A special attention is given to finding a balance between problem complexity and accurate results within the scope of both the analysis and synthesis of parallel robots. First, an approach is proposed to cope with type synthesis. It consists in breaking down the main task to the synthesis of open-loop kinematic chains, which is more straightforward. Second, the kinematic, first-order error, dynamic and elastodynamic models are derived. These are based on symbolic equations and are computationally more efficient than a simulation, especially when dimensional synthesis is concerned.

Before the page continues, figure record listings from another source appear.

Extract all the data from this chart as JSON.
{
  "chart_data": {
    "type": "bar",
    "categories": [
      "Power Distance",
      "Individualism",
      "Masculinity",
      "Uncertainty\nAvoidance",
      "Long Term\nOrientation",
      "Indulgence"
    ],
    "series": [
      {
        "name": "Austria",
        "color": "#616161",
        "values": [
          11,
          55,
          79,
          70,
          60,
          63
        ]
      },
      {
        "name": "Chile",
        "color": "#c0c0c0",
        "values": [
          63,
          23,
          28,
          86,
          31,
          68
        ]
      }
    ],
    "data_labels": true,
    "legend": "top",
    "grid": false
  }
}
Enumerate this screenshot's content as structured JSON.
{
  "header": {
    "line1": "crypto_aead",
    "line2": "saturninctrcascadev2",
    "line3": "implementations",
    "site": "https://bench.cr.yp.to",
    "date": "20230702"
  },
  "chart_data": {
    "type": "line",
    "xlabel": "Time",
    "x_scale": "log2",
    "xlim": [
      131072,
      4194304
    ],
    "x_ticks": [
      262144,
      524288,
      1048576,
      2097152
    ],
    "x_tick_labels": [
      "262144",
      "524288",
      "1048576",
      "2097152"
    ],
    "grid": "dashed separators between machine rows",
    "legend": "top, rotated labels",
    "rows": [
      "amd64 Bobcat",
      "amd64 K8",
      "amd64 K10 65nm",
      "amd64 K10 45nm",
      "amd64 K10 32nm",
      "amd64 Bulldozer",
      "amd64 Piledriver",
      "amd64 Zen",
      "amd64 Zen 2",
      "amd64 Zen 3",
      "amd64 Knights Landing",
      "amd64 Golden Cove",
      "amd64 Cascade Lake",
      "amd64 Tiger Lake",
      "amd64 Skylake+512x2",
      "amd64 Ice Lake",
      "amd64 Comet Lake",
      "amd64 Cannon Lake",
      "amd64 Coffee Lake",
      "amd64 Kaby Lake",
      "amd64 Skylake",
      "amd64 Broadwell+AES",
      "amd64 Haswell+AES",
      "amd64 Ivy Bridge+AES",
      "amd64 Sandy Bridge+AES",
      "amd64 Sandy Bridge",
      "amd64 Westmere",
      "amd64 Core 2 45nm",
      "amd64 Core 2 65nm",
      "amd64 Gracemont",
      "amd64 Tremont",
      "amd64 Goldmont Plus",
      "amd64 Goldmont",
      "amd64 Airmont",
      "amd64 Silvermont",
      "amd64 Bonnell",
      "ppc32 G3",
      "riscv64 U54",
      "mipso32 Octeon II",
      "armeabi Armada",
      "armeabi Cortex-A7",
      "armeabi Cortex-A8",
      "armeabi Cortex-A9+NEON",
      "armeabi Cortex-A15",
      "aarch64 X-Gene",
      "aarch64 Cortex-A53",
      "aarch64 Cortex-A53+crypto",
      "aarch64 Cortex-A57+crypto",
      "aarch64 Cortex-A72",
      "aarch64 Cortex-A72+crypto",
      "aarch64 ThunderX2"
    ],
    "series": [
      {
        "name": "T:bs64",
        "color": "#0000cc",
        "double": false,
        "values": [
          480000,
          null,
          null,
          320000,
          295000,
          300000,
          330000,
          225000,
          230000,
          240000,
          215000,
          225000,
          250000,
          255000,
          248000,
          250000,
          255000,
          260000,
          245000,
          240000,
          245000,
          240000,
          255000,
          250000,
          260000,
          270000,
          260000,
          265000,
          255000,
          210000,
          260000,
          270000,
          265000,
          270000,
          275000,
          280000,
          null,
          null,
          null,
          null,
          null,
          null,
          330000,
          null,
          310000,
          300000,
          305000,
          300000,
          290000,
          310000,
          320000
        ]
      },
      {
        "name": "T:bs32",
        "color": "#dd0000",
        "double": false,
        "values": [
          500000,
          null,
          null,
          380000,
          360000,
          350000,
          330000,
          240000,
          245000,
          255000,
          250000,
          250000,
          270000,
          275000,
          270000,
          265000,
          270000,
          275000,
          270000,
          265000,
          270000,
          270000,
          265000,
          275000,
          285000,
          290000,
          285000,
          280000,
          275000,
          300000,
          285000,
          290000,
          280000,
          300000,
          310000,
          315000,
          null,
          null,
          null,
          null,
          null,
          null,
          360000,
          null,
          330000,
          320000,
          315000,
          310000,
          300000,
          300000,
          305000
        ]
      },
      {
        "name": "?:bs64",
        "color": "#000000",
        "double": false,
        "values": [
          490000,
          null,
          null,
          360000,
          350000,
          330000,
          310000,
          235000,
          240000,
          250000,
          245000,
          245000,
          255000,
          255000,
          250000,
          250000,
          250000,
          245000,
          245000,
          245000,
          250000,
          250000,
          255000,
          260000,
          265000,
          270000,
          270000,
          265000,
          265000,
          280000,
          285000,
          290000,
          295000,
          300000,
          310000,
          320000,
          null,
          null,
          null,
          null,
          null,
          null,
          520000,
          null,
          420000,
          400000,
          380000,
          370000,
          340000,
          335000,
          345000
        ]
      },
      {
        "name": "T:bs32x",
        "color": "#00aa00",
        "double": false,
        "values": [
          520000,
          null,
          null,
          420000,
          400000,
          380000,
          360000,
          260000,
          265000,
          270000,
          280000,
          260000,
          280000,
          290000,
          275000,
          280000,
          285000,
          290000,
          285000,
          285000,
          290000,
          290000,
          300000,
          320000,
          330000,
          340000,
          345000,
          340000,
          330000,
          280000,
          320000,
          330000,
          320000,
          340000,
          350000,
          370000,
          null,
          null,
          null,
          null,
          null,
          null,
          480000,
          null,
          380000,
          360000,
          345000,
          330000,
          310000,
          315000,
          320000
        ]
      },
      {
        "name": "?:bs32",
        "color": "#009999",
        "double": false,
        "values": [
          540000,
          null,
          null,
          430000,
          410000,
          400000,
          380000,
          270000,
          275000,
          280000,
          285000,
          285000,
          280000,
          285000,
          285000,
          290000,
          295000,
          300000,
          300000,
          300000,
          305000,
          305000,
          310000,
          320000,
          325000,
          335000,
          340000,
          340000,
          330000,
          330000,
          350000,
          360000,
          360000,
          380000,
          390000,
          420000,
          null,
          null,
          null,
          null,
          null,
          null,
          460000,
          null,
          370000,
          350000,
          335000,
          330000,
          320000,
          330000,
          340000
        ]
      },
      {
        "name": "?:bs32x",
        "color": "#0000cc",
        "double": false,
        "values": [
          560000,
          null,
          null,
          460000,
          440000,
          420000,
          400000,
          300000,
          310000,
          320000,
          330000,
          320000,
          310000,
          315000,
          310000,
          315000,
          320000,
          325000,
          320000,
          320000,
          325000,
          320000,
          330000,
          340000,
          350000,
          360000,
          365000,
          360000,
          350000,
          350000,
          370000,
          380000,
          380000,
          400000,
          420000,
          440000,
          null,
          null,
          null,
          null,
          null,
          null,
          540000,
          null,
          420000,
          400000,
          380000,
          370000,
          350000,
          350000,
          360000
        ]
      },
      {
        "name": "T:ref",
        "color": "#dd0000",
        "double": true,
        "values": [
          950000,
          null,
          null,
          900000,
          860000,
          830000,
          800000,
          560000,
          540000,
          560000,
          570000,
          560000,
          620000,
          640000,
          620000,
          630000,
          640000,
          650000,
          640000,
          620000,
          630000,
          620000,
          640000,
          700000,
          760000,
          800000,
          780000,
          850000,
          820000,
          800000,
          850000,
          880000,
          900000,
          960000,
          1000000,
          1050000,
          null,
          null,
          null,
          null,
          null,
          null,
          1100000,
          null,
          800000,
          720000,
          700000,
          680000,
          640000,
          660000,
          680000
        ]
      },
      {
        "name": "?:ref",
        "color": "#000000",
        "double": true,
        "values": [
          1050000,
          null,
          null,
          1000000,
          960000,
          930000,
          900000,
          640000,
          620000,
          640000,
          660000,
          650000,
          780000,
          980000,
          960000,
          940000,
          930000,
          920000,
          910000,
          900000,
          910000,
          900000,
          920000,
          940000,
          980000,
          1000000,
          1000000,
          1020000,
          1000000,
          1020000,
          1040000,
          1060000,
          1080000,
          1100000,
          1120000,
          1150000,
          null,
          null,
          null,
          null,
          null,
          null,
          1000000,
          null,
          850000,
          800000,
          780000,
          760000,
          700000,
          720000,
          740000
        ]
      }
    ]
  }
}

Third, this thesis points out the importance of the preliminary evaluation of the kinetostatic performances of parallel manipulators and proposes adequate indices that allow characterizing accuracy, velocity and force transmission along and about each direction of the Cartesian space. Within the scope of dimensional synthesis, it will also be shown that these indices enable the designer to identify appropriate manipulator geometries already at an early stage of the design process. The implementation of an appropriate control system for parallel manipulators is also tackled and experimental results are given.